Tax bill = €19,730 reduce by 6% = €1,200 saving

Utility bill = €4,800 reduce by 25% = €1,200 saving.

But can they reduce their tax bill by that amount? Absolutely they could. They are taxed as individuals at the moment and if they became a dual income couple, the amount taxed at 20% is €42,800 plus the lower of €24,800 or their spouse’s income.

Therefore by being jointly assessed for income tax purposes they can earn up to €67,600 at the lower rate of tax.

What this means to them is that their net take home pay is going to go up by €761 per year or €63 each month.

Here’s another thing they did to reduce their tax bill: her medical insurance is paid by her employer who charges her benefit in kind on the premium they pay on her behalf.
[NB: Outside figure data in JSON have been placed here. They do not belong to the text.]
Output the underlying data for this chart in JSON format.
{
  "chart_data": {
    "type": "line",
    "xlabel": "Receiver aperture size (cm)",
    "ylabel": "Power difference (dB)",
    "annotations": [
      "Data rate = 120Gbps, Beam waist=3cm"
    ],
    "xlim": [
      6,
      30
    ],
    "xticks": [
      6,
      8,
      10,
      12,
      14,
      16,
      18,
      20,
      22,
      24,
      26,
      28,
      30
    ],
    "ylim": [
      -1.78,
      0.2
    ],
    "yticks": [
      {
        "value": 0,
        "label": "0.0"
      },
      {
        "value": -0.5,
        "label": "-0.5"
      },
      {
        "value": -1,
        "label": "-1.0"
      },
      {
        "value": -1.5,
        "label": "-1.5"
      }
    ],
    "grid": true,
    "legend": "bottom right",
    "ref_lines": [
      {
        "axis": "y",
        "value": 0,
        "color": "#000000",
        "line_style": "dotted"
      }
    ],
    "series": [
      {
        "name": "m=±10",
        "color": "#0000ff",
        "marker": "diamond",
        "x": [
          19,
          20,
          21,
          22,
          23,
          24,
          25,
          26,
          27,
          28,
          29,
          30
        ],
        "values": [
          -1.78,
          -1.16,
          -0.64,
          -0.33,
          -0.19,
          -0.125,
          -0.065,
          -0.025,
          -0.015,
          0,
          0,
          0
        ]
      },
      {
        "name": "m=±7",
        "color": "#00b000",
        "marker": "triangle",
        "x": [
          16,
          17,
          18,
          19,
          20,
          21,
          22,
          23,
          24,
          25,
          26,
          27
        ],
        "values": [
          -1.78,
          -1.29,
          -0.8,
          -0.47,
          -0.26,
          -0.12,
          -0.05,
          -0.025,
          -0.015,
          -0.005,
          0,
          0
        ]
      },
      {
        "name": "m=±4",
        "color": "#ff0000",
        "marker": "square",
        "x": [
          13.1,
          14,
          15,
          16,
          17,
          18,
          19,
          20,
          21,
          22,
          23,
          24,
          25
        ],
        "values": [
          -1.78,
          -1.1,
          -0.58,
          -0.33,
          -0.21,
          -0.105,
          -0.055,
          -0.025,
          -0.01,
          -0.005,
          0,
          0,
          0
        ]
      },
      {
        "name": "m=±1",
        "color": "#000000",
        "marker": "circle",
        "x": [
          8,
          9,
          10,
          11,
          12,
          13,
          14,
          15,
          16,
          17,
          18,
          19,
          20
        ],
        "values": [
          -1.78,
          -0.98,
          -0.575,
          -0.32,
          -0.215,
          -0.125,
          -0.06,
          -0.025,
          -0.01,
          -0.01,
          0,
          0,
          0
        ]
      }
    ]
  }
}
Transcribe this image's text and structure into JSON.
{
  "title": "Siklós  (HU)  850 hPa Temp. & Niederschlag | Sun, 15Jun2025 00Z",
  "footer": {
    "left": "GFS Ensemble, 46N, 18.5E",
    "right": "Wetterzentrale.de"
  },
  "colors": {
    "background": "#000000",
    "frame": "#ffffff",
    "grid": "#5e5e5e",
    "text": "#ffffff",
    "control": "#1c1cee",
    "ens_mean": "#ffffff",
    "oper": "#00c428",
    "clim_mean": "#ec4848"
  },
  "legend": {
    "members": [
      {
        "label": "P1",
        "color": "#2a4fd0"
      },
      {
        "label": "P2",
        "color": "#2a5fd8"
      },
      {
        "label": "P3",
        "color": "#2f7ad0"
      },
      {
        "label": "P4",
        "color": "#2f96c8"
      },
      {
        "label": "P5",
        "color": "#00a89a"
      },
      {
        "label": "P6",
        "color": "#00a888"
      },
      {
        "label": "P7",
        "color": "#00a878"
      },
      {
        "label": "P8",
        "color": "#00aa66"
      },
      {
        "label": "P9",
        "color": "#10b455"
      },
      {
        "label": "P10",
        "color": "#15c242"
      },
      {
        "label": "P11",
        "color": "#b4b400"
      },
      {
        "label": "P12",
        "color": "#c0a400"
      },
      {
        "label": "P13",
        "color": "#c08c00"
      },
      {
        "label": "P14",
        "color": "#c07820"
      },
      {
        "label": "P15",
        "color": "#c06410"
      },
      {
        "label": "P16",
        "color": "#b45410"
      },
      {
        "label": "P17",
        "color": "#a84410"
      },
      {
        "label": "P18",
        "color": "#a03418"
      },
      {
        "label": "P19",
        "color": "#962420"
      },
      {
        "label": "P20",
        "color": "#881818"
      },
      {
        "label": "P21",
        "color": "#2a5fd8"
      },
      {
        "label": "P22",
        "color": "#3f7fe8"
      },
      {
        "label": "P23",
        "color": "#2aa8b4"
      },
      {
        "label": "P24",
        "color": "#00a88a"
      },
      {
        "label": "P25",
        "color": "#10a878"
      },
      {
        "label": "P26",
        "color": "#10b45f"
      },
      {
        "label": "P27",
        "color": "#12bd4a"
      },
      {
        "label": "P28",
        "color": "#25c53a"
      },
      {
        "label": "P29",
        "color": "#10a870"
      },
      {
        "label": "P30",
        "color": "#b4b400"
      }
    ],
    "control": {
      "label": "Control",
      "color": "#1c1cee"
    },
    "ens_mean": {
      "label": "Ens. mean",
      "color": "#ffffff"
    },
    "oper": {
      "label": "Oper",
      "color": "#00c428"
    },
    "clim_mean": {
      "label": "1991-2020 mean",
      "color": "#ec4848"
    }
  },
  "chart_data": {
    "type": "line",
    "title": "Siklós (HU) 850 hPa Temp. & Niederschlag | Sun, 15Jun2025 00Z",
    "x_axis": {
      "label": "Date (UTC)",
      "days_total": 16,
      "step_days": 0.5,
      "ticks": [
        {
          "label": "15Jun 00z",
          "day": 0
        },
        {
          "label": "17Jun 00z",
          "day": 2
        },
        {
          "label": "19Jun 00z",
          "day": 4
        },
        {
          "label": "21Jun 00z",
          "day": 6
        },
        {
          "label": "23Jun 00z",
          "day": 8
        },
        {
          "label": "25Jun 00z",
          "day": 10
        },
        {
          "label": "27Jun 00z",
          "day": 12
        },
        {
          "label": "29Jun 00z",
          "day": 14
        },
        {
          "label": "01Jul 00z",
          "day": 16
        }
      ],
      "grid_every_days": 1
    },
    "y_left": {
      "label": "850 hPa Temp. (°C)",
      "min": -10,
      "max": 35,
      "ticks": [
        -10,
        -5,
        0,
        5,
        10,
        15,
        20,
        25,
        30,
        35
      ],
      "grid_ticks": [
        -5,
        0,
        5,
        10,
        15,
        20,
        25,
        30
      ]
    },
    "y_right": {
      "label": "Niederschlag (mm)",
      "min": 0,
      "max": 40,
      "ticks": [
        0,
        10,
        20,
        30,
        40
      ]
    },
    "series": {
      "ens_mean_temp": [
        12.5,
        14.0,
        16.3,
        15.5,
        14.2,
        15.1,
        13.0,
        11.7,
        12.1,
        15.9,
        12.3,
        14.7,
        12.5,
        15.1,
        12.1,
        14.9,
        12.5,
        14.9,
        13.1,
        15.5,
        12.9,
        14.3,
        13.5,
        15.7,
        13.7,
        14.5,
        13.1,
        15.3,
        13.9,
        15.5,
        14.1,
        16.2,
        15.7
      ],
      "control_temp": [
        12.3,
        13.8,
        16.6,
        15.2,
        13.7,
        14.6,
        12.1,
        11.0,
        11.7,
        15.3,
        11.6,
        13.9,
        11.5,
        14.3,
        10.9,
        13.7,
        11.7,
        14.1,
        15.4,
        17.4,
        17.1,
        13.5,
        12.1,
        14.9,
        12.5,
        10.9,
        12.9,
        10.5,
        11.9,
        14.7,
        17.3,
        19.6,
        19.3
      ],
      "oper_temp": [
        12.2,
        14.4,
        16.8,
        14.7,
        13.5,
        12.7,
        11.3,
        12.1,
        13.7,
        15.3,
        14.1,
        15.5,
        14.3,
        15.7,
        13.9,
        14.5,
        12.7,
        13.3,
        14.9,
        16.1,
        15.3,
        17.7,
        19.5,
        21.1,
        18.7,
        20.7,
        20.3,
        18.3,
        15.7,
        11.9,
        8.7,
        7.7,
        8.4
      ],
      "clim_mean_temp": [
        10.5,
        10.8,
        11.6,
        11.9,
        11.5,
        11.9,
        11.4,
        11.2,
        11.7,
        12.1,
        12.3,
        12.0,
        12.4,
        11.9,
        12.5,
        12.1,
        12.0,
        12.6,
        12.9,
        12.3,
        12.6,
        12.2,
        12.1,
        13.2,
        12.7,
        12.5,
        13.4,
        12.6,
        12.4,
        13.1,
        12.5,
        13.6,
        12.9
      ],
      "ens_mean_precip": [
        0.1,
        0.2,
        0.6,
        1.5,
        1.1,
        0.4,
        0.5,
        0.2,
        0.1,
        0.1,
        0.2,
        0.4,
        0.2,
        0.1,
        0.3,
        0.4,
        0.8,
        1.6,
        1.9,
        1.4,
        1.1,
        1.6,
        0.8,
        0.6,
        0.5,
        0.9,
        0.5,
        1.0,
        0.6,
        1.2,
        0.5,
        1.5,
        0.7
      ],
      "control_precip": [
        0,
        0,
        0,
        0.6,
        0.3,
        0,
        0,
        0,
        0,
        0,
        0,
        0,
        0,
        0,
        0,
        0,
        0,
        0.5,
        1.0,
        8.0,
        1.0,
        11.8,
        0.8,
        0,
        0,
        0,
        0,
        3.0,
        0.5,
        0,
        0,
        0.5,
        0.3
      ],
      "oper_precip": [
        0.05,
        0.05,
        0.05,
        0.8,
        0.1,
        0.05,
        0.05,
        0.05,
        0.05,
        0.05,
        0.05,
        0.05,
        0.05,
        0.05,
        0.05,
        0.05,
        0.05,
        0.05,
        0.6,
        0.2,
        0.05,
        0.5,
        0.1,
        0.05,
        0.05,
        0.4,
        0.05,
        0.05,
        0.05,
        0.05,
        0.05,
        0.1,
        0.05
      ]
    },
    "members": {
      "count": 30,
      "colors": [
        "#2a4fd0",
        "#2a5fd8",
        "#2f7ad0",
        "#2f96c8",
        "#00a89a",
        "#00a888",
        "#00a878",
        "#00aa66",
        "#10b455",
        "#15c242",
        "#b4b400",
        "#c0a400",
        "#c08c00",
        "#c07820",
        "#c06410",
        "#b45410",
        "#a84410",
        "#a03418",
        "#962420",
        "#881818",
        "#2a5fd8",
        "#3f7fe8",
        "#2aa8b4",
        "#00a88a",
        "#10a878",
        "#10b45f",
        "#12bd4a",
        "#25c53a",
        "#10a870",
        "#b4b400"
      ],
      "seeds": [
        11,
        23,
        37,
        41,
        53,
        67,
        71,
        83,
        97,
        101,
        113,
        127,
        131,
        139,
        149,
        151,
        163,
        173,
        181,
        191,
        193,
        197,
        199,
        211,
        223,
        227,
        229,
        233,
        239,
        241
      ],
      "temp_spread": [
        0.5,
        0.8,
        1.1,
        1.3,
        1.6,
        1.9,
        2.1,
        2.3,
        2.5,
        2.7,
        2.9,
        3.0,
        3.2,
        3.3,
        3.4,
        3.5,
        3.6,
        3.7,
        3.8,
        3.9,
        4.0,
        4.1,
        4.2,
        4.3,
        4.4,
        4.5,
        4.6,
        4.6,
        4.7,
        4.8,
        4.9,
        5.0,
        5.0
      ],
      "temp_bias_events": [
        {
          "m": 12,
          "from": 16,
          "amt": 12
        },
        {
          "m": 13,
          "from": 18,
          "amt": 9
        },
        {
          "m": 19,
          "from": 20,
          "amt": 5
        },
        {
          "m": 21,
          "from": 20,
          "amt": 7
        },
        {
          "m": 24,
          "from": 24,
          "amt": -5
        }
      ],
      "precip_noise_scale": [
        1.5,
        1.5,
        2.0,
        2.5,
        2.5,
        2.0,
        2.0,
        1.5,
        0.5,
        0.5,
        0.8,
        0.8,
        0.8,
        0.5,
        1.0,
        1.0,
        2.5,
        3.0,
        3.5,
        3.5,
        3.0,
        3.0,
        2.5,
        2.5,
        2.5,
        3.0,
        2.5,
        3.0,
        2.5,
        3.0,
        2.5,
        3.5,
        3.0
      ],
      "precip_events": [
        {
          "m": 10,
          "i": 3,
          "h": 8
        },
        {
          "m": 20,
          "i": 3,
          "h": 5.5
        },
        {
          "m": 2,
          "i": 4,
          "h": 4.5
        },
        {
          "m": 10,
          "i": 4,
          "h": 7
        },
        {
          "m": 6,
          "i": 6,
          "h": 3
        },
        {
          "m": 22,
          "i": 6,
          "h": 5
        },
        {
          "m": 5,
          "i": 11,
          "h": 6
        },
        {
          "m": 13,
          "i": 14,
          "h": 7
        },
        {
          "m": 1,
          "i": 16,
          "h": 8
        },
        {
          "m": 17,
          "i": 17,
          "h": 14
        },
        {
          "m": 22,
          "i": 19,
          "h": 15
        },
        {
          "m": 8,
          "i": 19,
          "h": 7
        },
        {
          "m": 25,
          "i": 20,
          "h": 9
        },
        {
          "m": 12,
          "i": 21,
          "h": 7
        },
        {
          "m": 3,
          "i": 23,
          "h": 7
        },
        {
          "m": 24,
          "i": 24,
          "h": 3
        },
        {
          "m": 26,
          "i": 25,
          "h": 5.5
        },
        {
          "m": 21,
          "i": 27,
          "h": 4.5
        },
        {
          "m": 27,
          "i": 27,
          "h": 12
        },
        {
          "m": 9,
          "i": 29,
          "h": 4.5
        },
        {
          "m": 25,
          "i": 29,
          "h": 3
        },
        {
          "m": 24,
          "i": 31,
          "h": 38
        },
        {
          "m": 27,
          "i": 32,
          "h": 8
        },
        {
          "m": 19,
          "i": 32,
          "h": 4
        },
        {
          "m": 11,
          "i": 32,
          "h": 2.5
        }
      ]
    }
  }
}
She can make a claim and receive a 20% tax credit on the premium up to a maximum of €1,000 i.e. €200. She didn’t know she could do this.

So, focusing on just one area she was able to reduce her annual outgoings by just under €1,000 with very little effort.

She was able to achieve a lot more with a lot less effort than the €65 she saved on a number of small items that took a whole lot of effort.

Of course she is right to focus on other areas of her finances where she can reduce her expenses – I suspect if she brought her lunch to work every other week instead of buying it every day, car pooled and so on that she would reduce her outgoings further.

The idea of the Pareto Principle is for you to look at all of your outgoings and identify which are the big ticket items that are taking up the biggest percentage of your income and how being smart and being able to reduce them by a small amount relative to their overall cost is the same as having to get a much bigger impact from areas that aren’t costing you as much.